Some 2,000 jobs, largely in Switzerland and the U.S, will give way to 700 new positions in India and China for Novartis ($NVS) in the coming 5-year period. Upside for the company: annual savings of $200 million, according to the drug giant's third-quarter financial report.
The move is part of an ongoing effort to improve productivity and absorb pricing pressures. The job cuts are part of a company restructuring that includes the reallocation of production, which will close two sites in Switzerland and one in Italy. The company also plans to restructure its development organization "largely in Switzerland and the U.S.," according to the financial report.

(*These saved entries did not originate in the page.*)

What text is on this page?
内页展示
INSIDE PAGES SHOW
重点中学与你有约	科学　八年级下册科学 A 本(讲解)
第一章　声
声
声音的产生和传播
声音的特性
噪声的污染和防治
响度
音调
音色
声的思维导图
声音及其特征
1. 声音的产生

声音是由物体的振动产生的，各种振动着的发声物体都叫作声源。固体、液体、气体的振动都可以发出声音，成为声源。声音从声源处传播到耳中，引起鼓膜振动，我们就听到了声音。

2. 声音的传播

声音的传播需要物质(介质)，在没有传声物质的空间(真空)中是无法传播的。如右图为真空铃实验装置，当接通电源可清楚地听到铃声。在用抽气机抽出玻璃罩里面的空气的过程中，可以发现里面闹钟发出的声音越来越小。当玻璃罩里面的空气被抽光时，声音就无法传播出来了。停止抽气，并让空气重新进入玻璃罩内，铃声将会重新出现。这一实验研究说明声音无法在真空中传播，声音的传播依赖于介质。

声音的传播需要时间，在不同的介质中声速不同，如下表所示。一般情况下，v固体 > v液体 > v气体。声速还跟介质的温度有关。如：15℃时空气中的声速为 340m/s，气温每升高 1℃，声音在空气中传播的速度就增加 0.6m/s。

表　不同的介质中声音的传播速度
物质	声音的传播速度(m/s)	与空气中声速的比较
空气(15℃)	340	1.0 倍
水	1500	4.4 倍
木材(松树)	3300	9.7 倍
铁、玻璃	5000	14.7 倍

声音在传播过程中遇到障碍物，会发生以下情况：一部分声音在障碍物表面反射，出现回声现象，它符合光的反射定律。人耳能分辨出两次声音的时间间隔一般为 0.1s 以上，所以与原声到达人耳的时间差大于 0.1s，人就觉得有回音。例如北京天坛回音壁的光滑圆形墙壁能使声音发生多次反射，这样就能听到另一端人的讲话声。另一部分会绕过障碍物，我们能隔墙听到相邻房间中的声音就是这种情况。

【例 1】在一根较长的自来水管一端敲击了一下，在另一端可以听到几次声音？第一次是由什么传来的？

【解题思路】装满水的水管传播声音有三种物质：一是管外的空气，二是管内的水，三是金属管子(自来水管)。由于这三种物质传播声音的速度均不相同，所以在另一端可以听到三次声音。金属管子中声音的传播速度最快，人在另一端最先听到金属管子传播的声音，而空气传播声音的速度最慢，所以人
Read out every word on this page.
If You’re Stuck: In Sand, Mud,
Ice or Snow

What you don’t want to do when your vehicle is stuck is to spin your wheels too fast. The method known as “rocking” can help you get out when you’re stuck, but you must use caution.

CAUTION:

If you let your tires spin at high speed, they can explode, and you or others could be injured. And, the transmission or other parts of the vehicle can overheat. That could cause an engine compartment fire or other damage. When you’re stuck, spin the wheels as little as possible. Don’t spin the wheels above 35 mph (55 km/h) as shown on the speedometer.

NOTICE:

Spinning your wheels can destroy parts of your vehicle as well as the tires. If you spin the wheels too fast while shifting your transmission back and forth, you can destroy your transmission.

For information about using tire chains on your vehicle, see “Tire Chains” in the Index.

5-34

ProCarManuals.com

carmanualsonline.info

"We are acting out of a position of strength," said CEO Joe Jimenez (photo) in the WSJ's "The Source" blog, which described the restructuring as a pre-emptive move rather than a reaction to market difficulties stemming from healthcare reform efforts.
The planned restructuring follows recent efforts "to optimize our manufacturing footprint," including the shutdown of a chemical operations site in Torre, Italy. Plans also call for the closing of an OTC manufacturing site in Nyon, Switzerland, and a chemical operations site in Basel. The work will be distributed across the Novartis production network, the report says.
"With these steps we are reducing excess capacity and enabling the shift of strategic production to technology competence centers," according to the report. Analysts were generally receptive to the news, reports The Wall Street Journal.
Novartis will take a restructuring charge of about $300 million in the fourth quarter of 2011.